Speaker of the House Nancy Pelosi and Senate Democratic leader Chuck Schumer issued a strongly worded joint statement condemning the move.
"Declaring a national emergency would be a lawless act, a gross abuse of the power of the presidency and a desperate attempt to distract from the fact that President Trump broke his core promise to have Mexico pay for his wall," read the statement.
"He couldn't convince Mexico, the American people or their elected representatives to pay for his ineffective and expensive wall, so now he's trying an end-run around Congress in a desperate attempt to put taxpayers on the hook for it."
Ms Pelosi had already suggested that Democrats would mount a legal challenge.
Getting around Congress, not through it
A month ago, in the midst of the federal government shutdown crisis, a consensus had emerged that the easiest way out for the president was to back down from his demands for congressional border wall appropriations while declaring a "national emergency" to commandeer funds from other sources.
It took a while, but the path of least resistance is the one Donald Trump is following.

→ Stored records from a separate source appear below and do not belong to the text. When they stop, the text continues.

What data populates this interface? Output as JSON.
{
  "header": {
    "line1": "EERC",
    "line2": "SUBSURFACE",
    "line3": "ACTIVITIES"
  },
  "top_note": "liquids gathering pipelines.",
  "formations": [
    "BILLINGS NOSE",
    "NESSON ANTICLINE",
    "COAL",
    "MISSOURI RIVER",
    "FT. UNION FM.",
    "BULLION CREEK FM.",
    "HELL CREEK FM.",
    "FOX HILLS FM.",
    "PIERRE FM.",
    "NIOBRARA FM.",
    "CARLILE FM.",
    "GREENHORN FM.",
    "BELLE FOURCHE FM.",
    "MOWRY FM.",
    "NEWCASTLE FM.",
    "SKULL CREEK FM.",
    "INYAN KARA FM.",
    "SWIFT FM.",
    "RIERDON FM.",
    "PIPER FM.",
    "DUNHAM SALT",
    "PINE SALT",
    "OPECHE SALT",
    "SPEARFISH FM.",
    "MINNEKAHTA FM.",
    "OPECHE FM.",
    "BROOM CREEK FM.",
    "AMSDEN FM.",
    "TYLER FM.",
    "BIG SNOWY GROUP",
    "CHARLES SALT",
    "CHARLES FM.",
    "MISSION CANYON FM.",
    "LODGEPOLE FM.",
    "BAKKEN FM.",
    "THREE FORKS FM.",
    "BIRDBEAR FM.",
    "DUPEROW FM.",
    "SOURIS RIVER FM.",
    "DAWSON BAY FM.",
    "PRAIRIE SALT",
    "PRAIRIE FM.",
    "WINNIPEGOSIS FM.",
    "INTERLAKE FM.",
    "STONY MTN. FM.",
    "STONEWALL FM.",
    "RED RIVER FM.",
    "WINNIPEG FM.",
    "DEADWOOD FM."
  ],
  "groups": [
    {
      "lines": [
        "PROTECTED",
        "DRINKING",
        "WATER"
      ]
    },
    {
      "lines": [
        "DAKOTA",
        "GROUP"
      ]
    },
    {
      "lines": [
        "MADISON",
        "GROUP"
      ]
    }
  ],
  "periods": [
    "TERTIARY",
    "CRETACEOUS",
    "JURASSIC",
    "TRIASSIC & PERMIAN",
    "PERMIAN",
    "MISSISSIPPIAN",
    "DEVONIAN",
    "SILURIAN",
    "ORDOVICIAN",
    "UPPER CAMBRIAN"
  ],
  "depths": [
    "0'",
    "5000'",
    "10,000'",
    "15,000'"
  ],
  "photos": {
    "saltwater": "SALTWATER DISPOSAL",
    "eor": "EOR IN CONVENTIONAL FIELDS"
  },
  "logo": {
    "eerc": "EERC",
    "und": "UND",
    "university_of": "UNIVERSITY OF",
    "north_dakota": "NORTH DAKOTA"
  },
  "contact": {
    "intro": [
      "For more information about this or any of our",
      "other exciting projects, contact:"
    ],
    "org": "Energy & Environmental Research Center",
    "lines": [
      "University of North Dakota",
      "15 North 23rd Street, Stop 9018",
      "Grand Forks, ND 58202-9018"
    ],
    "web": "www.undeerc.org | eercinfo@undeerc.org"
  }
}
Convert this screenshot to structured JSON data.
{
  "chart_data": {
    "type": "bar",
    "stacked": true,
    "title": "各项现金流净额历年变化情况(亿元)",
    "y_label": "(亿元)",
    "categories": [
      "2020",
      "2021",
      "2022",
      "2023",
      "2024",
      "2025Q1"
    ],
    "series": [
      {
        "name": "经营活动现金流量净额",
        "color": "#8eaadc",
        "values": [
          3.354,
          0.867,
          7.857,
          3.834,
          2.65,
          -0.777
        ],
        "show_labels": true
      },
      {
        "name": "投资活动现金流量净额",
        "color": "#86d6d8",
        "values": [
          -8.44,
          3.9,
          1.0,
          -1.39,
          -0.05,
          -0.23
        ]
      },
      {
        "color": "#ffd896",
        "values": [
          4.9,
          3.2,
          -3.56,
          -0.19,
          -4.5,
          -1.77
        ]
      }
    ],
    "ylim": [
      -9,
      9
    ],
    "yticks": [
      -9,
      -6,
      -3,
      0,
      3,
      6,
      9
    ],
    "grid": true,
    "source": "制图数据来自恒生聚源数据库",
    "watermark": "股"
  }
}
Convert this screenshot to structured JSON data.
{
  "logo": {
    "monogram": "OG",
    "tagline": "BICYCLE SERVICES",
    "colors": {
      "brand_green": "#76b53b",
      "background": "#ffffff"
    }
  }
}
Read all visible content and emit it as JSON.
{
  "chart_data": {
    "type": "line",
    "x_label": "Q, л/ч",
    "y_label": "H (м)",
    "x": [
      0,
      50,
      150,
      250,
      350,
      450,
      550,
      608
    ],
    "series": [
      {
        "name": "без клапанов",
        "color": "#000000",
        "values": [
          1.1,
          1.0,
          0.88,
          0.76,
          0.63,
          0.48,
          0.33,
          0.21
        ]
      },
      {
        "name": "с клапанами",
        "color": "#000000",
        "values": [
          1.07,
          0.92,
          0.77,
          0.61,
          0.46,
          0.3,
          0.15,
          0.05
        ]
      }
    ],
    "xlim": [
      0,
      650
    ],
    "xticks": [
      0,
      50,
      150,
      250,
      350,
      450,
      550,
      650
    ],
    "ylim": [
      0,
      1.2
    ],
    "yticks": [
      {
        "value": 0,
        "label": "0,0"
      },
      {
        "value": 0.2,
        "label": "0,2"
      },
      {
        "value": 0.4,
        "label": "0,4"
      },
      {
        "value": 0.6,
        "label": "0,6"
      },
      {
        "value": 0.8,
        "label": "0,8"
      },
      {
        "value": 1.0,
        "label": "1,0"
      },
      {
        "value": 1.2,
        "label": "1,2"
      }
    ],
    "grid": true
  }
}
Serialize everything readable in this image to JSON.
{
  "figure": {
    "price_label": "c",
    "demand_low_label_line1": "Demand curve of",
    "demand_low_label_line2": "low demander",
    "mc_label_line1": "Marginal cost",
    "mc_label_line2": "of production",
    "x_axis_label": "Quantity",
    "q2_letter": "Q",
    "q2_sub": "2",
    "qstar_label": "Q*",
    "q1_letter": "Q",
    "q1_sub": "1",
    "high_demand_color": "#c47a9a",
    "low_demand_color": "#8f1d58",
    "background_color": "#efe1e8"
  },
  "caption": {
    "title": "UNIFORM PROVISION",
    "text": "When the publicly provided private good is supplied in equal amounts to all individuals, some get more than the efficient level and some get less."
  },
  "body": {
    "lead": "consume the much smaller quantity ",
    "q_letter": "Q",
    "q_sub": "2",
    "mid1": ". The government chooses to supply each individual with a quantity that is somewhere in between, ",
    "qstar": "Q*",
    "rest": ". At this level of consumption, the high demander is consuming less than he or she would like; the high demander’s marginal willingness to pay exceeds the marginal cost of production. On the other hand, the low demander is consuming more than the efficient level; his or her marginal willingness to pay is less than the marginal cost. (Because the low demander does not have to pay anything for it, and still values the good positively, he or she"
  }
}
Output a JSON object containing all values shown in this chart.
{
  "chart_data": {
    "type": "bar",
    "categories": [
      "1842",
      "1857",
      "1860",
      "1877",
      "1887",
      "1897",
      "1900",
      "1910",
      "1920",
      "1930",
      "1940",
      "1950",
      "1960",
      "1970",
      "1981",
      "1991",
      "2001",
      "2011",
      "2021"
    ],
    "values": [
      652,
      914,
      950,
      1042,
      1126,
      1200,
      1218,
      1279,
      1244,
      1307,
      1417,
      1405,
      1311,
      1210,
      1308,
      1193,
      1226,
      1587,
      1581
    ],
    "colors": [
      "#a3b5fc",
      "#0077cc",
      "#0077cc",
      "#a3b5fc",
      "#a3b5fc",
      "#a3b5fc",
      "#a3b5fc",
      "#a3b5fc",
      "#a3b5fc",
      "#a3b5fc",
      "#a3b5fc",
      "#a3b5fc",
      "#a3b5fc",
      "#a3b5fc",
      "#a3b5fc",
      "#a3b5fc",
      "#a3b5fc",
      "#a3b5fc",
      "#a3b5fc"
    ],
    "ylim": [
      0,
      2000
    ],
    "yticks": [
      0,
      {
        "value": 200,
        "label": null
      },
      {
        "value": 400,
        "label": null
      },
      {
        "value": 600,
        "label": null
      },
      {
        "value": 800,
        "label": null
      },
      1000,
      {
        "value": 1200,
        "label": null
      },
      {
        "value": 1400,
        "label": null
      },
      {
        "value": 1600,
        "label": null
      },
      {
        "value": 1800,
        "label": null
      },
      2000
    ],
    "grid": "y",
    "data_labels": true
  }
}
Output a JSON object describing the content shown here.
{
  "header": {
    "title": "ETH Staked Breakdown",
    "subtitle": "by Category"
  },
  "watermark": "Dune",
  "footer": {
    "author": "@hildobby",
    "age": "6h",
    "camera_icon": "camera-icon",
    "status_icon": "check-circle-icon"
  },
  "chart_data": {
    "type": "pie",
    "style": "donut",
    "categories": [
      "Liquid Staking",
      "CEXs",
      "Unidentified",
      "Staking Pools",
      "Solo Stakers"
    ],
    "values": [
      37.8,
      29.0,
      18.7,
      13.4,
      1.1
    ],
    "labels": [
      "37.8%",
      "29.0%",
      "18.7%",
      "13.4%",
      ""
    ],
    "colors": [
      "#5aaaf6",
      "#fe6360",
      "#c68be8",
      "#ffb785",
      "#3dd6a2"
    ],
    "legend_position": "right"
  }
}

He has extricated himself from a predicament of his own making, while taking action that he can cite to supporters as evidence that he's fulfilling his "build the wall" campaign promise.
Of course, the drawbacks to this course that were apparent in January are still there.
Republicans fear this will set a precedent for presidential power that Democrats can someday use to circumvent the will of Congress.
The emergency declaration is sure to get bogged down in court challenges, which means it may not have much tangible benefit anytime soon.
And, as much as the president may like to spin this as a victory by other means, he still backed down in the face of Democratic resistance in Congress.
The shutdown fight was always about more than just the wall - it was a battle over who would set the political agenda for the next two years of the Trump presidency.
And if this resolution is any indication, if the president wants to get his way he's largely going to have to find ways around Congress, not through it.
What is a national emergency?
The National Emergencies Act is intended for times of national crisis. Mr Trump has claimed that there is a migration crisis at the nation's southern border - a claim strongly refuted by migration experts.
The largest number of illegal migrants settling in the US each year is those who stay in the country after their visas expire.
Declaring a national emergency would give the president access to special powers that effectively allow him to bypass the usual political process, and he would be able to divert money from existing military or disaster relief budgets to pay for the wall.
Emergency declarations by previous presidents have been overwhelmingly used for addressing foreign policy crises - including blocking terrorism-linked entities from accessing funds or prohibiting investment in nations associated with human rights abuses.
"It's extremely rare for a president to declare a national emergency in a bid to fund domestic construction projects, particularly one that Congress has explicitly refused to fund," Andrew Boyle, an attorney in the national security program at the Brennan Center for Justice, told the Associated Press news agency.
Mr Trump's decision to apply the powers to overcome a partisan impasse over border security has struck politicians on both sides of the aisle as a deviation from the intended use of the act.
"It would be a pretty dramatic expansion of how this was used in the past," said the Republican senator Ron Johnson.